Background. Excessive bleeding is one of the major threats to women at childbirth. The aim of this study was to validate estimation of blood loss during delivery. Methods. Bleeding was estimated after 29 elective cesarean sections and 26 vaginal deliveries and compared to blood loss measured by extraction of hemoglobin using the alkaline hematin method, according to Newton. Results. Inter-individual agreement of estimation showed good results. Estimated loss in comparison with measured loss resulted in an over-estimation. In vaginally delivered women, there was no correlation between estimated and measured blood loss (r2 = 0.13), and in women delivered by elective cesarean section, the correlation was moderate (r2 = 0.55). Agreement, according to Bland and Altman, indicated that measured blood loss could vary from 570 ml less to 342 ml more than estimated blood loss. Conclusions. The standard procedure of estimation of obstetric bleeding was found to be unreliable. In this study, blood loss was over-estimated in cesareans. In vaginal deliveries, there seemed to be no correlation. Estimated blood loss as a quality indicator or as a variable in studies comparing complications must be used with caution. For clinical purposes, estimation of blood loss and measurement of post partum hemoglobin is of low value and may lead to the wrong conclusions.

Introduction

Excessive bleeding after delivery is one of the top five causes of maternal mortality in developed and developing countries. Although pregnancy leads to an increase of the blood volume by roughly 1l, control of hemorrhage is necessary. Bleeding from lacerations or an atonic uterus may be profuse and amount to a few liters within minutes. This can lead to life-threatening situations, such as disseminated intravascular coagulation.

Anemia increases the risk of infection and interferes with recovery after delivery (1).

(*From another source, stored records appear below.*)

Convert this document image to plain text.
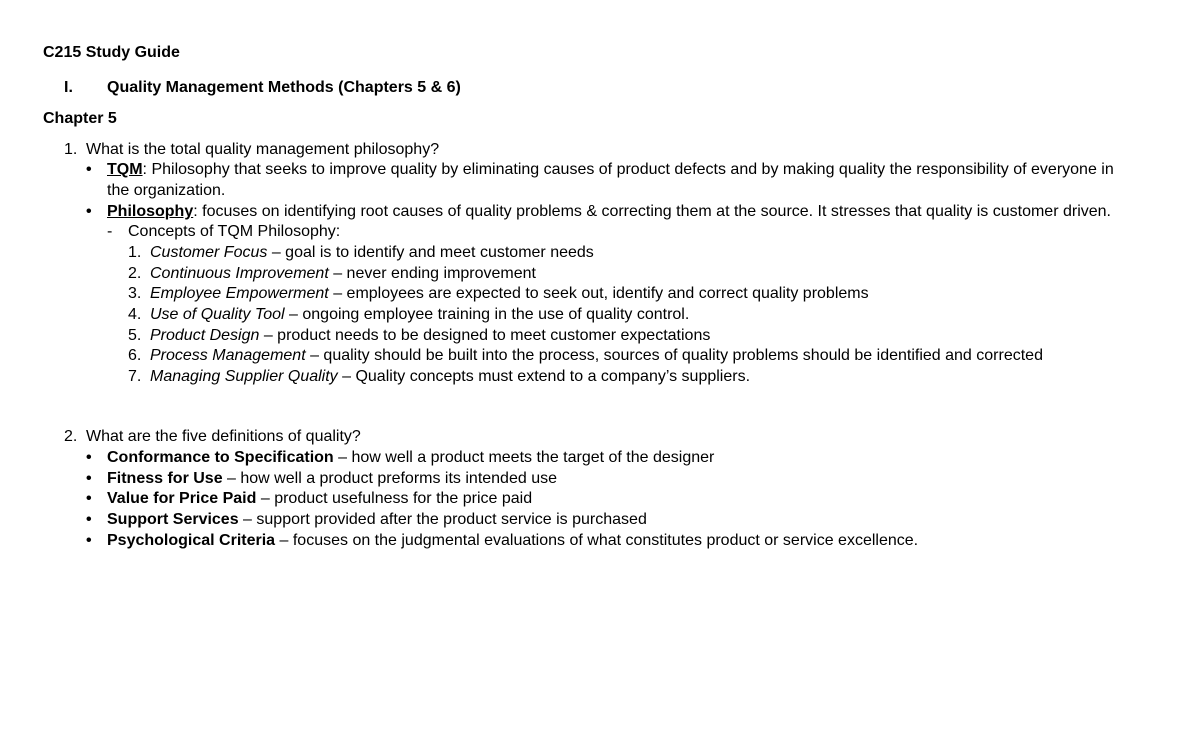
C215 Study Guide
I. Quality Management Methods (Chapters 5 & 6)
Chapter 5
1. What is the total quality management philosophy?
• TQM: Philosophy that seeks to improve quality by eliminating causes of product defects and by making quality the responsibility of everyone in
the organization.
• Philosophy: focuses on identifying root causes of quality problems & correcting them at the source. It stresses that quality is customer driven.
- Concepts of TQM Philosophy:
1. Customer Focus – goal is to identify and meet customer needs
2. Continuous Improvement – never ending improvement
3. Employee Empowerment – employees are expected to seek out, identify and correct quality problems
4. Use of Quality Tool – ongoing employee training in the use of quality control.
5. Product Design – product needs to be designed to meet customer expectations
6. Process Management – quality should be built into the process, sources of quality problems should be identified and corrected
7. Managing Supplier Quality – Quality concepts must extend to a company’s suppliers.
2. What are the five definitions of quality?
• Conformance to Specification – how well a product meets the target of the designer
• Fitness for Use – how well a product preforms its intended use
• Value for Price Paid – product usefulness for the price paid
• Support Services – support provided after the product service is purchased
• Psychological Criteria – focuses on the judgmental evaluations of what constitutes product or service excellence.
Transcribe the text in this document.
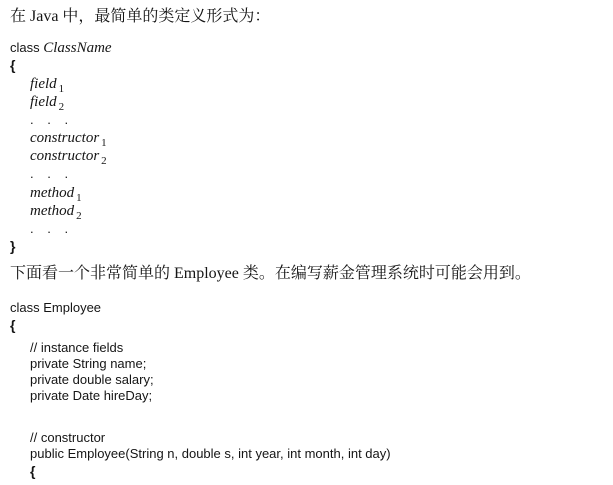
在 Java 中，最简单的类定义形式为：
class ClassName
{
field $_1$
field $_2$
. . .
constructor $_1$
constructor $_2$
. . .
method $_1$
method $_2$
. . .
}
下面看一个非常简单的 Employee 类。在编写薪金管理系统时可能会用到。
class Employee
{
// instance fields
private String name;
private double salary;
private Date hireDay;
// constructor
public Employee(String n, double s, int year, int month, int day)
{
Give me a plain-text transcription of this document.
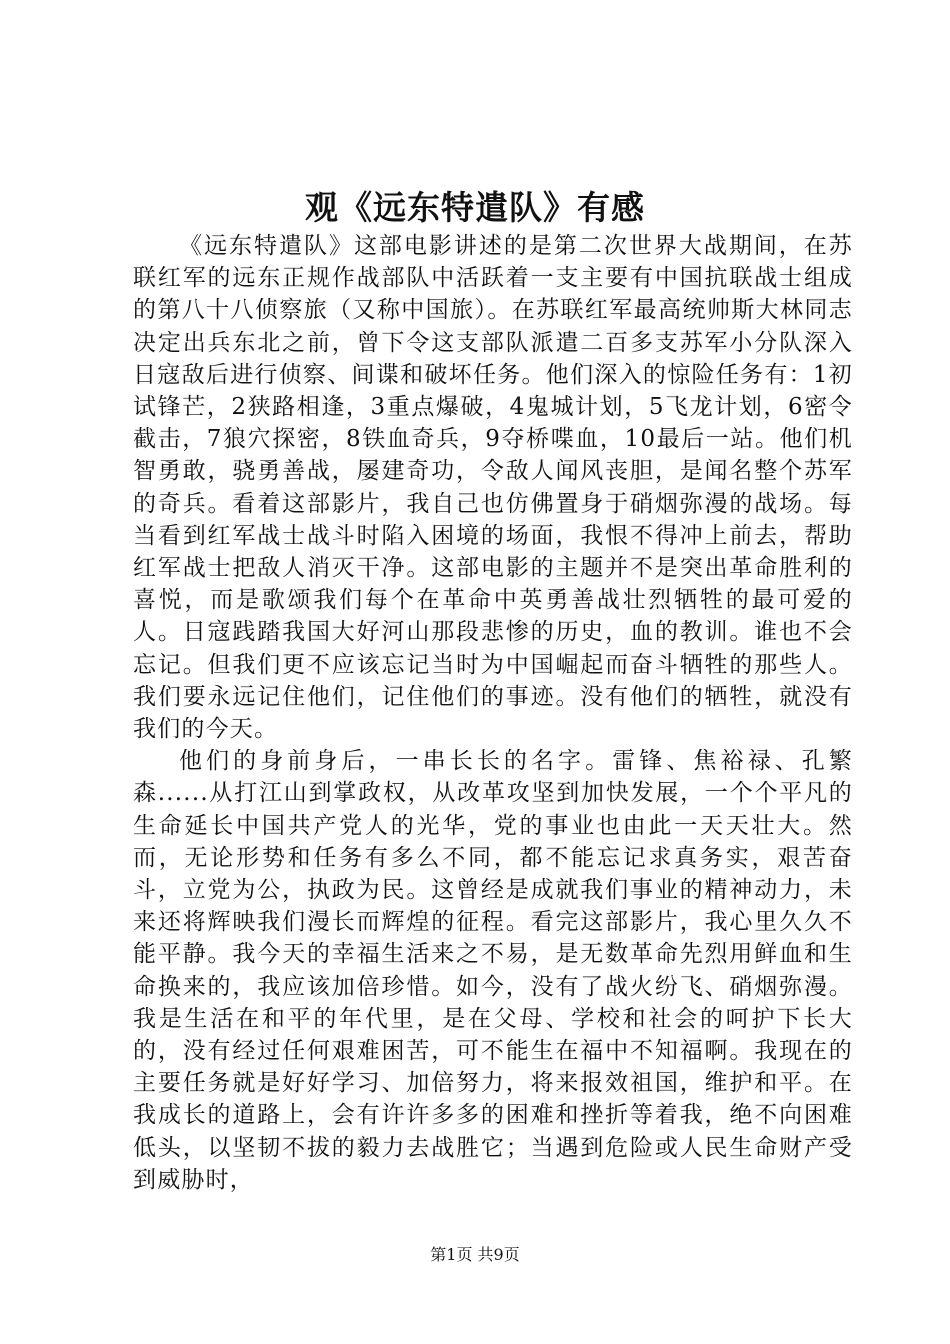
观《远东特遣队》有感

《远东特遣队》这部电影讲述的是第二次世界大战期间，在苏联红军的远东正规作战部队中活跃着一支主要有中国抗联战士组成的第八十八侦察旅（又称中国旅）。在苏联红军最高统帅斯大林同志决定出兵东北之前，曾下令这支部队派遣二百多支苏军小分队深入日寇敌后进行侦察、间谍和破坏任务。他们深入的惊险任务有：1初试锋芒，2狭路相逢，3重点爆破，4鬼城计划，5飞龙计划，6密令截击，7狼穴探密，8铁血奇兵，9夺桥喋血，10最后一站。他们机智勇敢，骁勇善战，屡建奇功，令敌人闻风丧胆，是闻名整个苏军的奇兵。看着这部影片，我自己也仿佛置身于硝烟弥漫的战场。每当看到红军战士战斗时陷入困境的场面，我恨不得冲上前去，帮助红军战士把敌人消灭干净。这部电影的主题并不是突出革命胜利的喜悦，而是歌颂我们每个在革命中英勇善战壮烈牺牲的最可爱的人。日寇践踏我国大好河山那段悲惨的历史，血的教训。谁也不会忘记。但我们更不应该忘记当时为中国崛起而奋斗牺牲的那些人。我们要永远记住他们，记住他们的事迹。没有他们的牺牲，就没有我们的今天。

他们的身前身后，一串长长的名字。雷锋、焦裕禄、孔繁森......从打江山到掌政权，从改革攻坚到加快发展，一个个平凡的生命延长中国共产党人的光华，党的事业也由此一天天壮大。然而，无论形势和任务有多么不同，都不能忘记求真务实，艰苦奋斗，立党为公，执政为民。这曾经是成就我们事业的精神动力，未来还将辉映我们漫长而辉煌的征程。看完这部影片，我心里久久不能平静。我今天的幸福生活来之不易，是无数革命先烈用鲜血和生命换来的，我应该加倍珍惜。如今，没有了战火纷飞、硝烟弥漫。我是生活在和平的年代里，是在父母、学校和社会的呵护下长大的，没有经过任何艰难困苦，可不能生在福中不知福啊。我现在的主要任务就是好好学习、加倍努力，将来报效祖国，维护和平。在我成长的道路上，会有许许多多的困难和挫折等着我，绝不向困难低头，以坚韧不拔的毅力去战胜它；当遇到危险或人民生命财产受到威胁时，

第1页 共9页
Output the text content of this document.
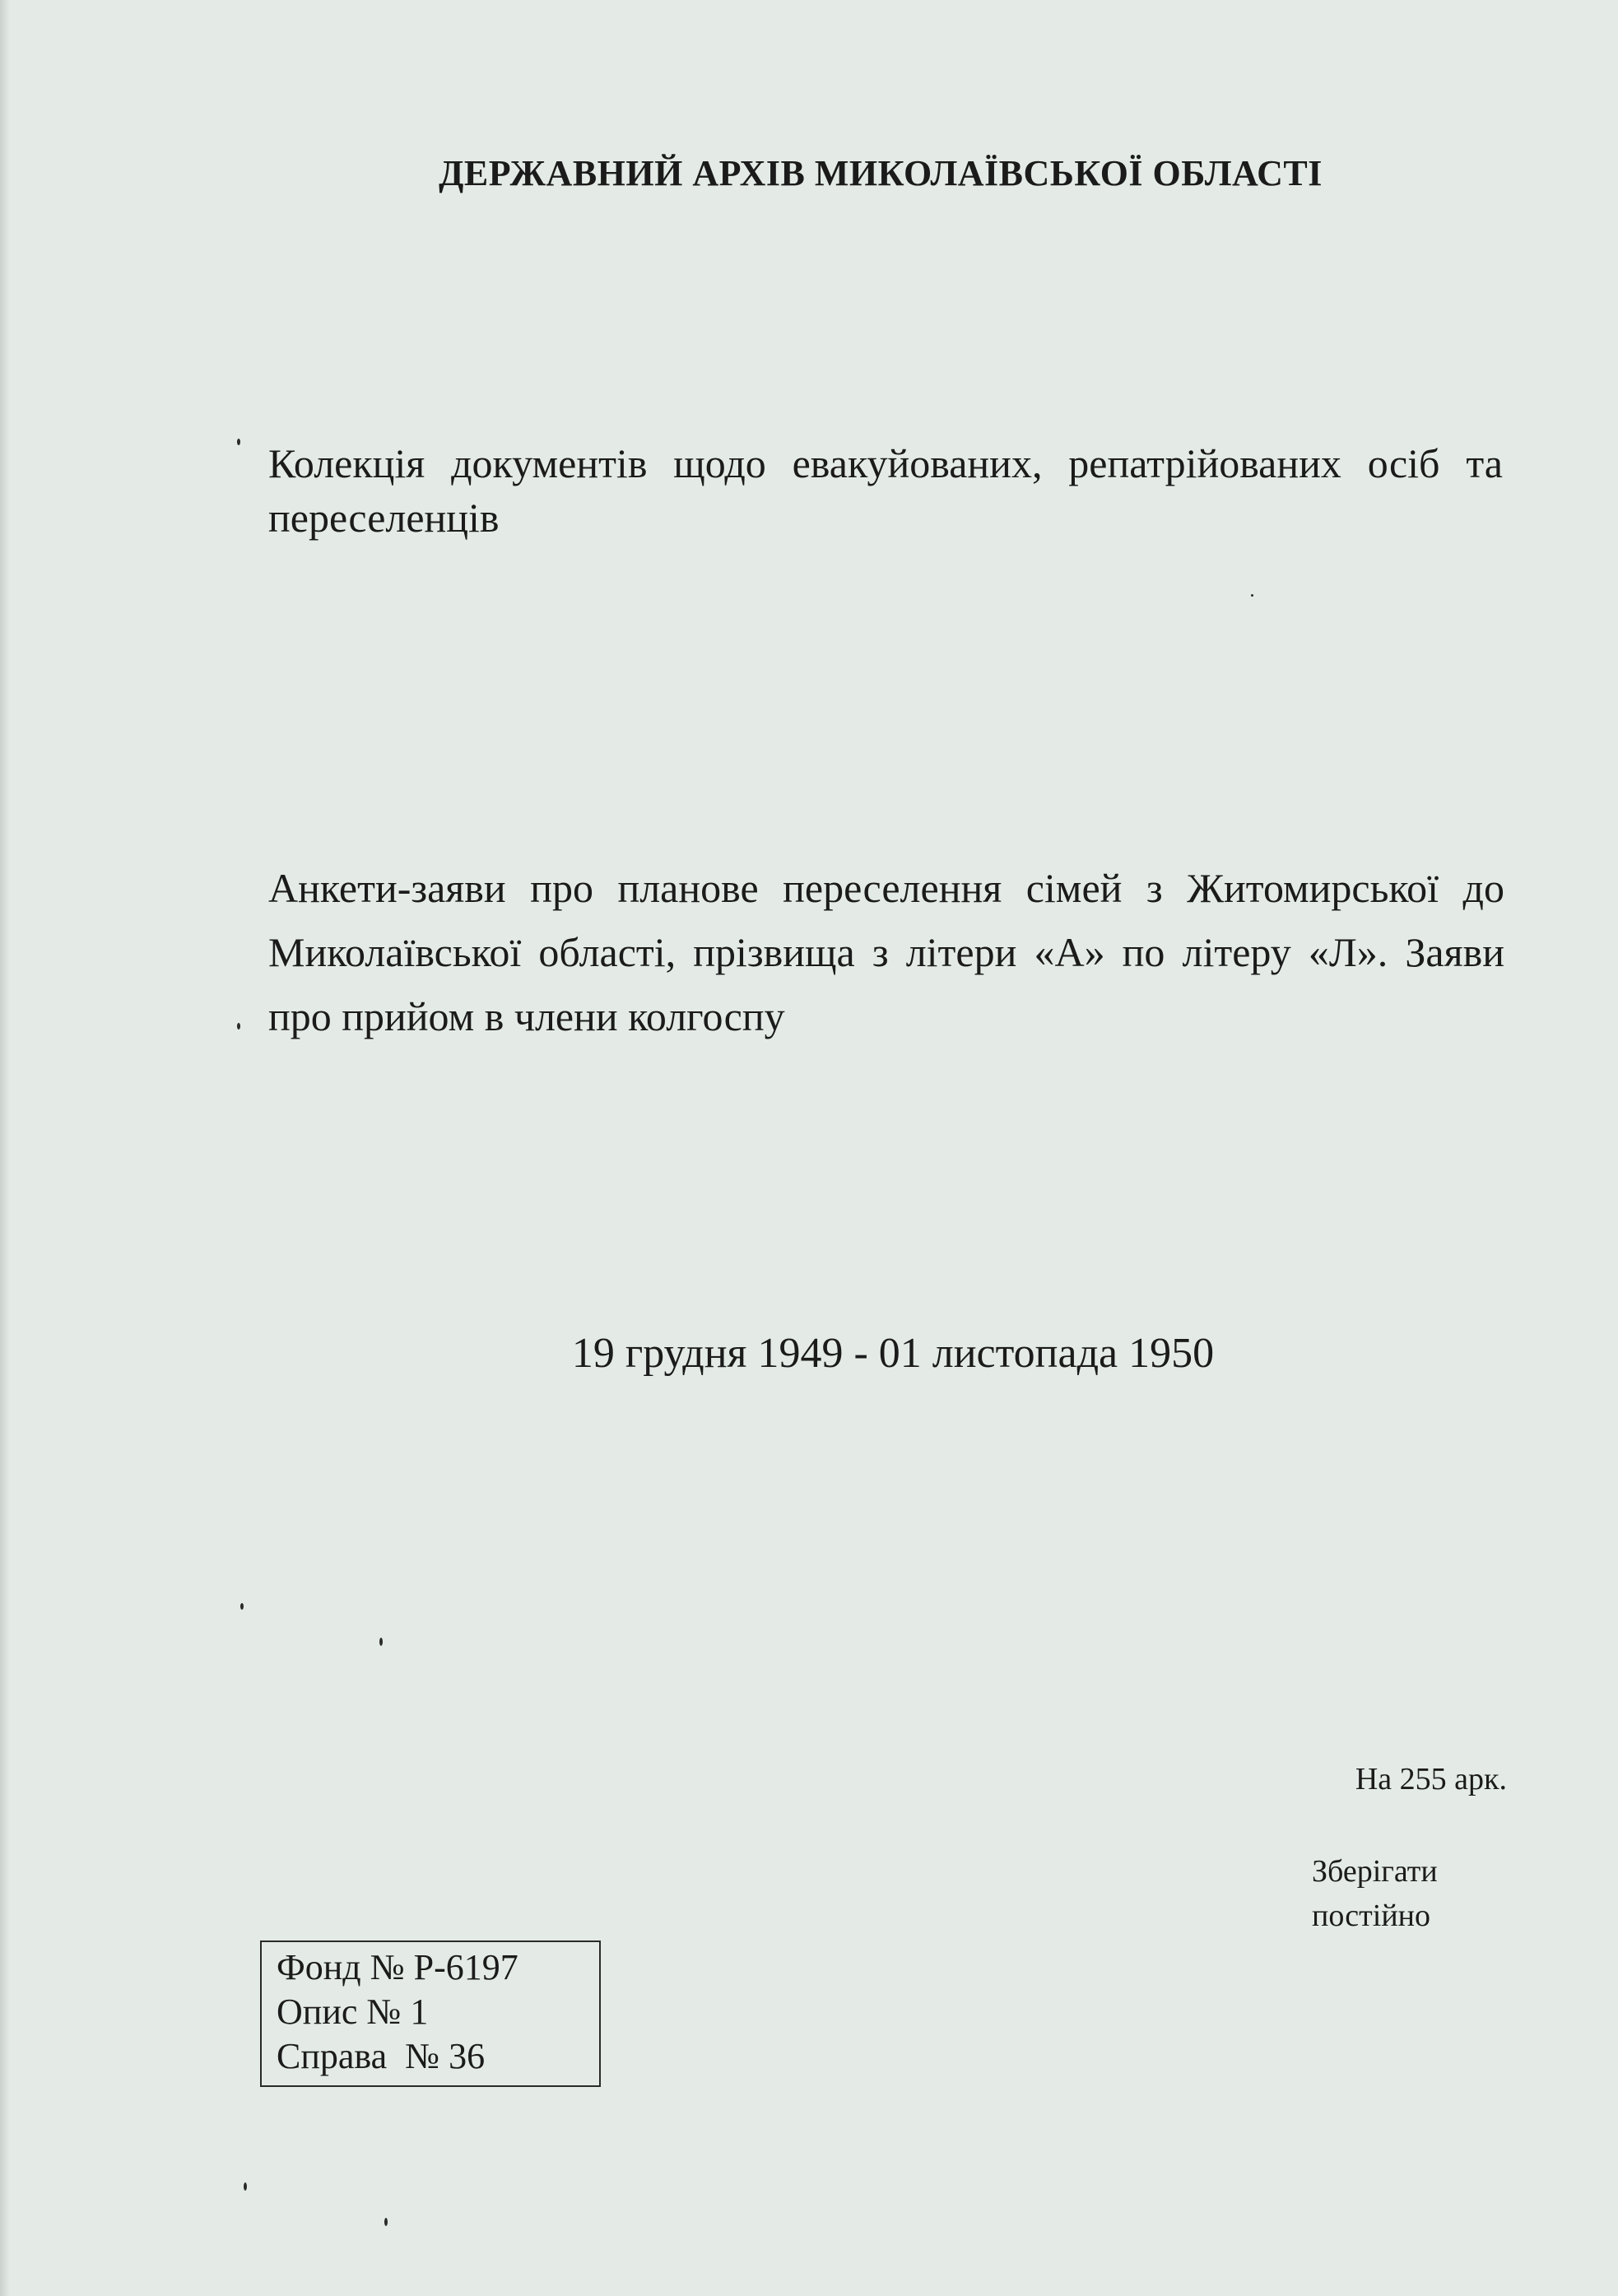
ДЕРЖАВНИЙ АРХІВ МИКОЛАЇВСЬКОЇ ОБЛАСТІ
Колекція документів щодо евакуйованих, репатрійованих осіб та переселенців
Анкети-заяви про планове переселення сімей з Житомирської до Миколаївської області, прізвища з літери «А» по літеру «Л». Заяви про прийом в члени колгоспу
19 грудня 1949 - 01 листопада 1950
На 255 арк.
Зберігати
постійно
Фонд № Р-6197
Опис № 1
Справа  № 36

It may, therefore, impair early infant contact during this important period (2).

Blood loss may be estimated in different ways. The content of drainage bottles can be measured. Swabs, pads and diapers can be weighed. In most deliveries, both vaginal and caesarean sections, blood loss is also estimated visually.

Estimation of blood loss in surgery corresponds reasonably well to the actual amount according to some studies (3), but less well according to other (4, 5).

After vaginal delivery, visual estimation is the predominant method. In obstetrics, the estimation is impaired by the amount of amniotic fluid and blood from the placenta.

Few recent studies have evaluated the accuracy of estimation of blood loss in obstetrics. Estimation correlated relatively well with small bleedings but not with large (6). Bleeding was usually underestimated after vaginal delivery (7–9).

Massive hemorrhage was only noticed if blood pressure and pulse were affected (10).

Studies of the estimation of hemorrhage after cesarean section are few (11, 12), and not relevant due to the change in anesthesiologist and surgical techniques during recent years (13). No study has compared the validity of estimation of blood loss in different modes of delivery, which is of interest when comparing complications.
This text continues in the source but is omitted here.